Aktenzeichen: 3 Ss OWi 1272/97 OLG Hamm

Senat: 3

Gegenstand: OWi

Stichworte: Durchentscheidung, Sicherung von Ladung, Tateinheit, Überladung, Verschlechterungsverbot, VDI-Richtlinie 2700, Zurren, Tatmehrheit

Normen: StVO 22, StVO 23, StVZO 24, StVZO 34


Beschluss: Bußgeldsache gegen N.G.,
wegen fahrlässiger Überladung eines Kraftfahrzeugs u.a..

Auf die Rechtsbeschwerde des Betroffenen vom 26.08.1997 gegen das Urteil des Amtsgerichts Bielefeld vom 12.08.1997 hat der 3. Senat für Bußgeldsachen des Oberlandesgerichts Hamm am 16. Dezember 1997 durch den Vorsitzenden Richter am Oberlandesgericht, den Richter am Oberlandesgericht und die Richterin am Landgerichtnach Anhörung der Generalstaatsanwaltschaft gemäß § 79 Abs. 5, 6 OWiG beschlossen:

1. Das angefochtene Urteil wird aufgehoben.

2. Gegen den Betroffenen wird wegen einer tateinheitlichen fahrlässigen Verkehrsordnungswidrigkeit nach §§ 22 Abs. 1, 23 Abs. 1, 49 Abs. 1 Nr. 22 StVO, §§ 24 S.2, 34 Abs. 3 S.3, 42 Abs. 1, 69 a Abs. 2 Nr. 9 a; Abs. 3 Nr. 4 StVZO i.V.m. § 24 StVG, § 19 Abs. 1 OWiG eine Geldbuße in Höhe von 220,00 DM festgesetzt.

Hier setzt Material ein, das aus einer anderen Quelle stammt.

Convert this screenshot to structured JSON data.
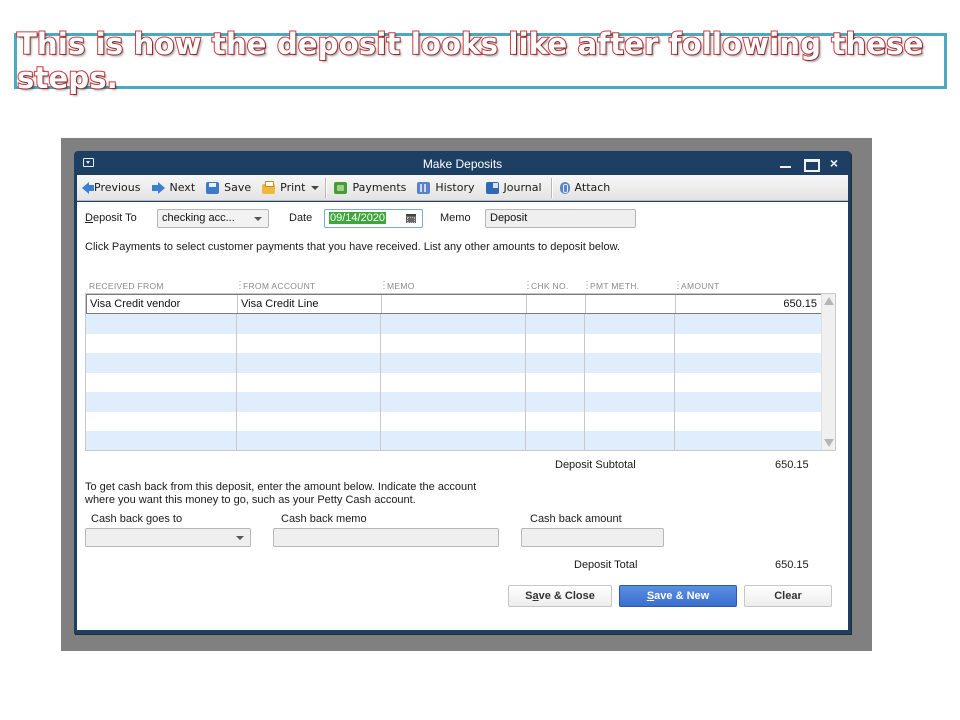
{
  "caption": "This is how the deposit looks like after following these steps.",
  "window": {
    "title": "Make Deposits",
    "controls": {
      "minimize": "minimize",
      "maximize": "maximize",
      "close": "×"
    }
  },
  "toolbar": {
    "items": [
      {
        "label": "Previous",
        "icon": "arrow-left-icon"
      },
      {
        "label": "Next",
        "icon": "arrow-right-icon"
      },
      {
        "label": "Save",
        "icon": "save-icon"
      },
      {
        "label": "Print",
        "icon": "print-icon"
      },
      {
        "label": "Payments",
        "icon": "payments-icon"
      },
      {
        "label": "History",
        "icon": "history-icon"
      },
      {
        "label": "Journal",
        "icon": "journal-icon"
      },
      {
        "label": "Attach",
        "icon": "attach-icon"
      }
    ]
  },
  "form": {
    "deposit_to_label_accel": "D",
    "deposit_to_label_rest": "eposit To",
    "deposit_to_value": "checking acc...",
    "date_label": "Date",
    "date_value": "09/14/2020",
    "memo_label": "Memo",
    "memo_value": "Deposit",
    "instructions": "Click Payments to select customer payments that you have received. List any other amounts to deposit below."
  },
  "grid": {
    "columns": [
      "RECEIVED FROM",
      "FROM ACCOUNT",
      "MEMO",
      "CHK NO.",
      "PMT METH.",
      "AMOUNT"
    ],
    "rows": [
      {
        "received_from": "Visa Credit vendor",
        "from_account": "Visa Credit Line",
        "memo": "",
        "chk_no": "",
        "pmt_meth": "",
        "amount": "650.15"
      }
    ]
  },
  "totals": {
    "subtotal_label": "Deposit Subtotal",
    "subtotal_value": "650.15",
    "total_label": "Deposit Total",
    "total_value": "650.15"
  },
  "cash_back": {
    "instructions_line1": "To get cash back from this deposit, enter the amount below.  Indicate the account",
    "instructions_line2": "where you want this money to go, such as your Petty Cash account.",
    "goes_to_label": "Cash back goes to",
    "goes_to_value": "",
    "memo_label": "Cash back memo",
    "memo_value": "",
    "amount_label": "Cash back amount",
    "amount_value": ""
  },
  "buttons": {
    "save_close_pre": "S",
    "save_close_accel": "a",
    "save_close_post": "ve & Close",
    "save_new_accel": "S",
    "save_new_post": "ave & New",
    "clear": "Clear"
  },
  "colors": {
    "caption_red": "#d0393e",
    "caption_border": "#4aabc0",
    "window_frame": "#1d3f63",
    "primary_button": "#3a6fcf",
    "date_highlight": "#3fa63a",
    "grid_alt_row": "#e0edfc"
  }
}
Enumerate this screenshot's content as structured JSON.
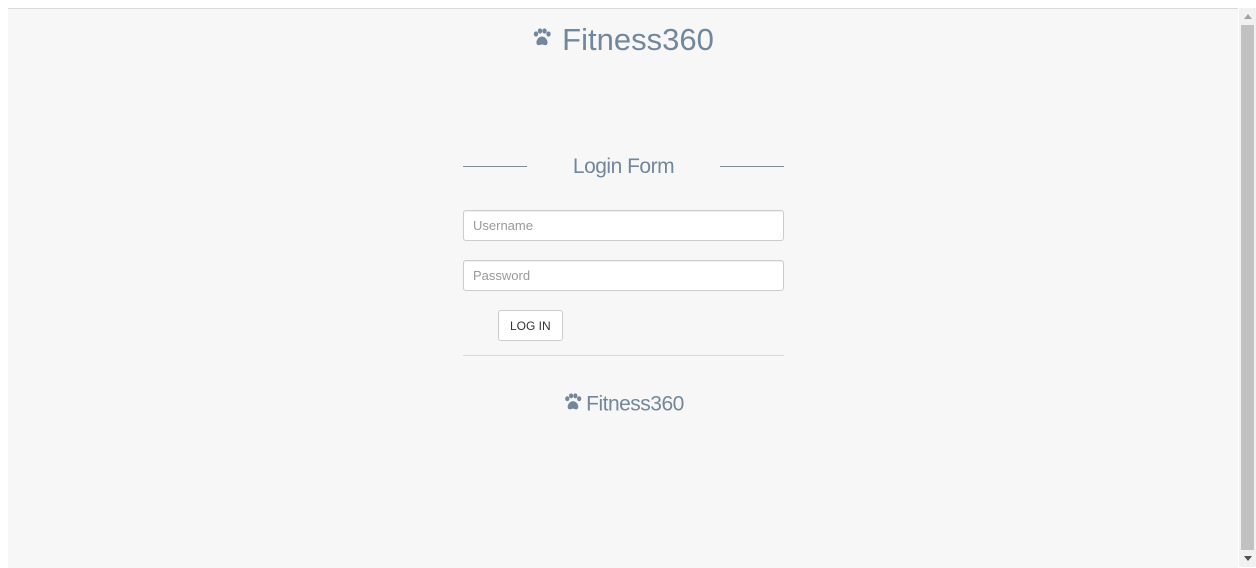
{
  "brand": {
    "top_name": "Fitness360",
    "bottom_name": "Fitness360",
    "icon": "paw-icon",
    "color": "#73879c"
  },
  "login_form": {
    "title": "Login Form",
    "username_placeholder": "Username",
    "username_value": "",
    "password_placeholder": "Password",
    "password_value": "",
    "submit_label": "LOG IN"
  },
  "colors": {
    "page_background": "#f7f7f7",
    "text_muted": "#73879c",
    "border": "#cccccc"
  },
  "scrollbar": {
    "up_icon": "scroll-up-arrow-icon",
    "down_icon": "scroll-down-arrow-icon"
  }
}
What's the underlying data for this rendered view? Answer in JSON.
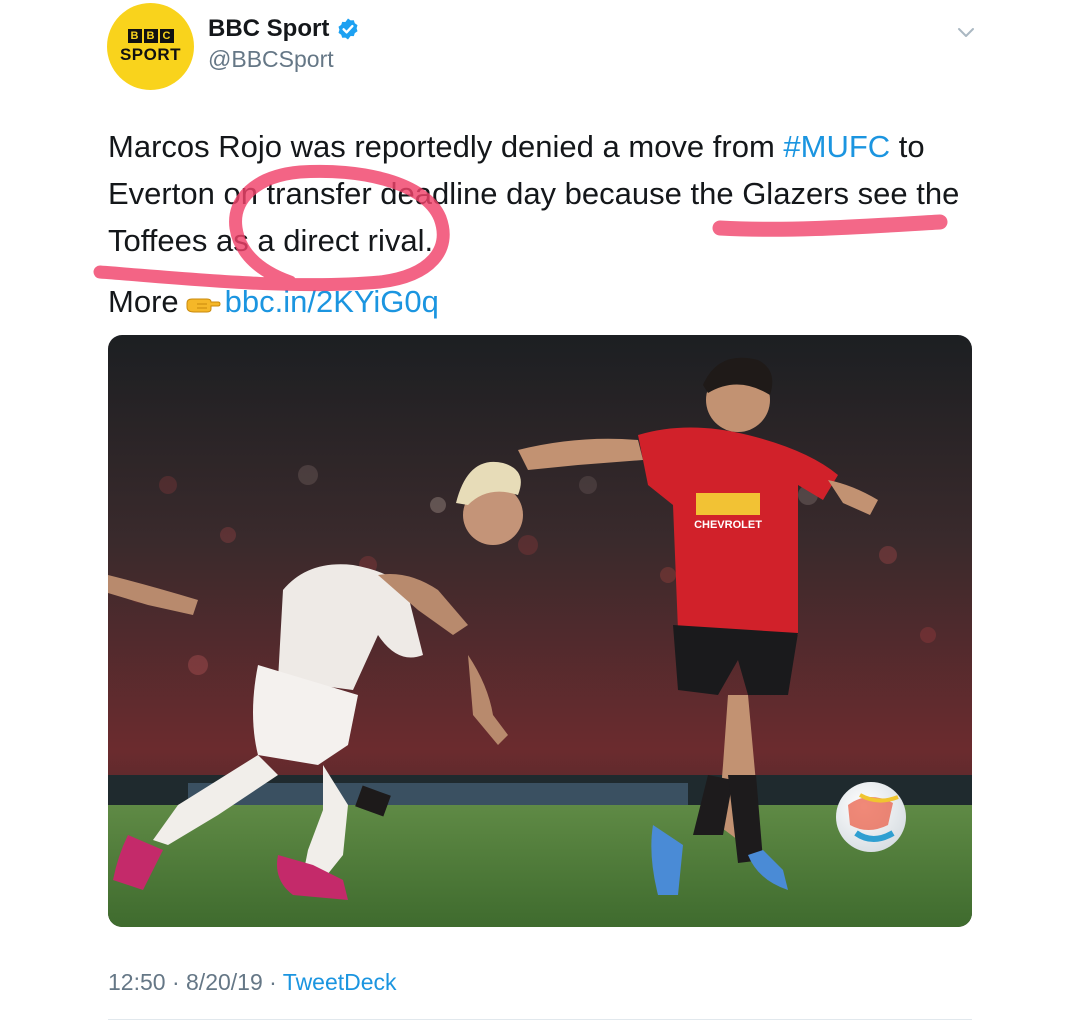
{
  "account": {
    "avatar_top": "BBC",
    "avatar_bottom": "SPORT",
    "display_name": "BBC Sport",
    "handle": "@BBCSport",
    "verified": true,
    "avatar_color": "#f9d31c"
  },
  "tweet": {
    "line1_pre": "Marcos Rojo was reportedly denied a move from ",
    "hashtag": "#MUFC",
    "line1_post": " to",
    "line2": "Everton on transfer deadline day because the Glazers see the",
    "line3": "Toffees as a direct rival.",
    "more_label": "More",
    "link": "bbc.in/2KYiG0q"
  },
  "icons": {
    "verified": "verified-badge-icon",
    "menu": "chevron-down-icon",
    "pointer": "pointing-hand-emoji-icon"
  },
  "media": {
    "description_players_shirt": "CHEVROLET"
  },
  "meta": {
    "time": "12:50",
    "sep1": " · ",
    "date": "8/20/19",
    "sep2": " · ",
    "source": "TweetDeck"
  },
  "colors": {
    "link": "#1b95e0",
    "annotation": "#f0426a",
    "muted": "#657786"
  }
}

3. Der Betroffene trägt die Kosten des Verfahrens einschließlich der Kosten der Rechtsbeschwerde.

Gründe:
I. Das Amtsgericht Bielefeld hat gegen den Betroffenen mit Urteil vom 12.08.1997 wegen zweier fahrlässiger Verstöße gegen §§ 34 Abs. 3 S.3, 42 Abs. 1, 69 a Abs. 3 Nr. 4 StVZO, § 24 StVG eine Geldbuße in Höhe von jeweils 50,- DM und wegen fahrlässigen Verstoßes gegen §§ 22 Abs. 1, 23 Abs. 1, 49 Abs. 1 Nr. 22 StVO, § 24 StVG eine Geldbuße von 100,- DM sowie wegen fahrlässigen Verstoßes gegen §§ 24 S.2, 69 a Abs. 2 Nr. 9 a StVZO, § 24 StVG eine Geldbuße von 20,- DM festgesetzt.

Der Verurteilung liegen folgende Feststellungen zugrunde:

"Der jetzt 54-jährige Angeklagte (richtig: Betroffene) ist Geschäftsführer der Firma H.-GmbH. Diese ist Halterin des PKW mit dem amtlichen Kennzeichen PI-LV 983 sowie des Anhängers mit dem amtlichen Kennzeichen PI-HJ 248. Bei dem Anhänger handelt es sich um einen einachsigen Anhänger. Das zulässige Gesamtgewicht des Anhängers beträgt 1250 kg. Die zulässige Anhängelast des PKW beträgt 1300 kg.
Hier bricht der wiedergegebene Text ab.